In August ballots go out for a partial election, by mail, of members of the Board of Directors on the New York State Nurses Association. The dominant management team is closely contested by a full opposition slate running as Nurses for a Better NYSNA. A contested election is nothing new; the opposition has run before, with a measure of success. What is unusual, this time, is the quality of campaigning. The roles of establishment and opposition seem to be reversed.
The opposition, union-oriented experienced bedside nurses, some with a long record of rank-and-file leadership, have been running a restrained, almost subdued, election campaign. They criticize the NYSNA management of behaving like authoritarian corporate officials who restrict information to "a chosen few" and base their actions "on 'policies' that neither elected leaders nor rank and file members have access to." And, in fact, NYSNA is part union and part corporation. Because it is the collective bargaining representative for some 34,000 staff nurses, it is a labor organization as defined by the LMRDA. But it is also a corporation under state law (a status which gives its Board of Directors expansive powers) and it accepts management representatives as full members.
A website that supports the current management slate has been conducting a screeching campaign that occasionally borders on hysteria.
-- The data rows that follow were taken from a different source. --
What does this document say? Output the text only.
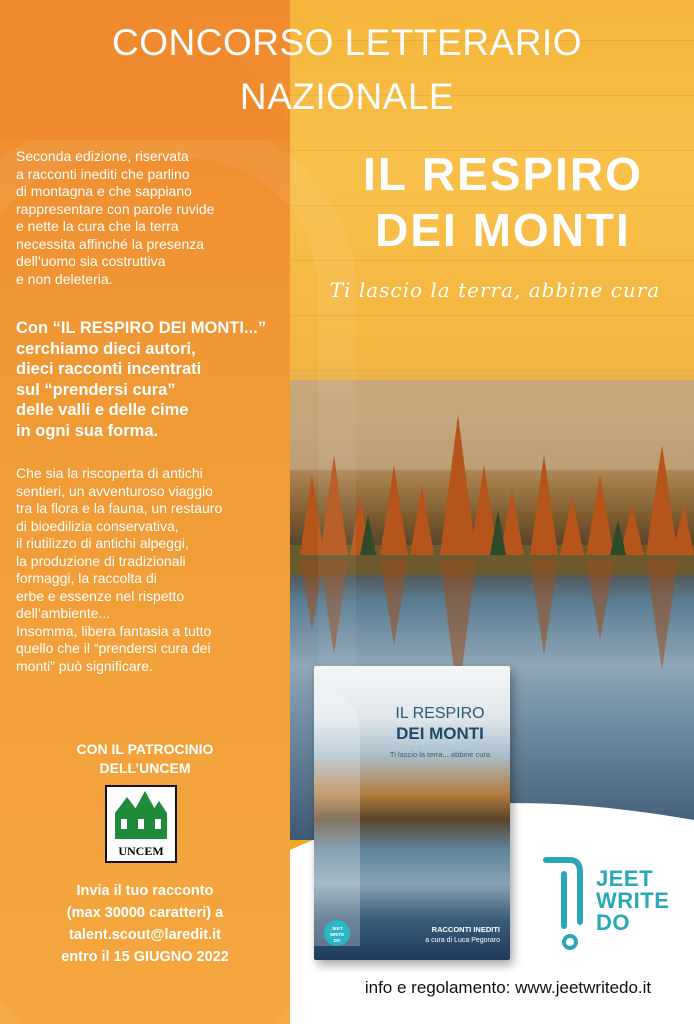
CONCORSO LETTERARIO
NAZIONALE
IL RESPIRO
DEI MONTI
Ti lascio la terra, abbine cura
Seconda edizione, riservata
a racconti inediti che parlino
di montagna e che sappiano
rappresentare con parole ruvide
e nette la cura che la terra
necessita affinché la presenza
dell’uomo sia costruttiva
e non deleteria.
Con “IL RESPIRO DEI MONTI...”
cerchiamo dieci autori,
dieci racconti incentrati
sul “prendersi cura”
delle valli e delle cime
in ogni sua forma.
Che sia la riscoperta di antichi
sentieri, un avventuroso viaggio
tra la flora e la fauna, un restauro
di bioedilizia conservativa,
il riutilizzo di antichi alpeggi,
la produzione di tradizionali
formaggi, la raccolta di
erbe e essenze nel rispetto
dell’ambiente...
Insomma, libera fantasia a tutto
quello che il “prendersi cura dei
monti” può significare.
CON IL PATROCINIO
DELL’UNCEM
UNCEM
Invia il tuo racconto
(max 30000 caratteri) a
talent.scout@laredit.it
entro il 15 GIUGNO 2022
IL RESPIRO
DEI MONTI
Ti lascio la terra... abbine cura
JEET
WRITE
DO
RACCONTI INEDITI
a cura di Luca Pegoraro
JEET
WRITE
DO
info e regolamento: www.jeetwritedo.it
It flails out with vitriolic personal attacks on each member of the opposition slate. Out of the blue, apparently irrelevantly, it launches a personal assault against Pat Kane, who is not a candidates for any office. Kane, one of the outspoken leaders of the opposition, is actually a current member of the NYSNA Board of Directors. Although the website is obviously inspired by the management team, its sponsors remain anonymous. No one takes public responsibility for its contents.
The management team has good cause to be nervous, which surely accounts for its being thrown off balance and for the note of desperation in its propaganda.
Of the 13 members of the current NYSNA Board of Directors, four who had been elected in earlier elections support the opposition. The directors' terms of office are staggered. In this election, only six come up for reelection: vice president, secretary and four at large. Ann Bove', an opposition at-large candidate, is now an incumbent director (facing an official investigation that could lead to disciplinary charges against her, she has retrained a defense attorney).
On the eve of the election, management abruptly faced an formidable challenge from a new group: NY Nurses Coalition. Its formation was provoked by the discharge of Sonia Echevarria, a popular nursing rep, by the NYSNA CEO in April this year. The group and its website originated as a protest against the firing but soon expanded its concern to charge the NYSNA management with highhanded administration of association affairs. At first, unaware of the existence of an opposition slate, it endorsed a single independent candidate for Board of Directors. But once it learned of the earlier opposition, it endorsed its full slate. The opposition ticket is headed by Judy Sheridan Gonzalez, its candidate for vice president.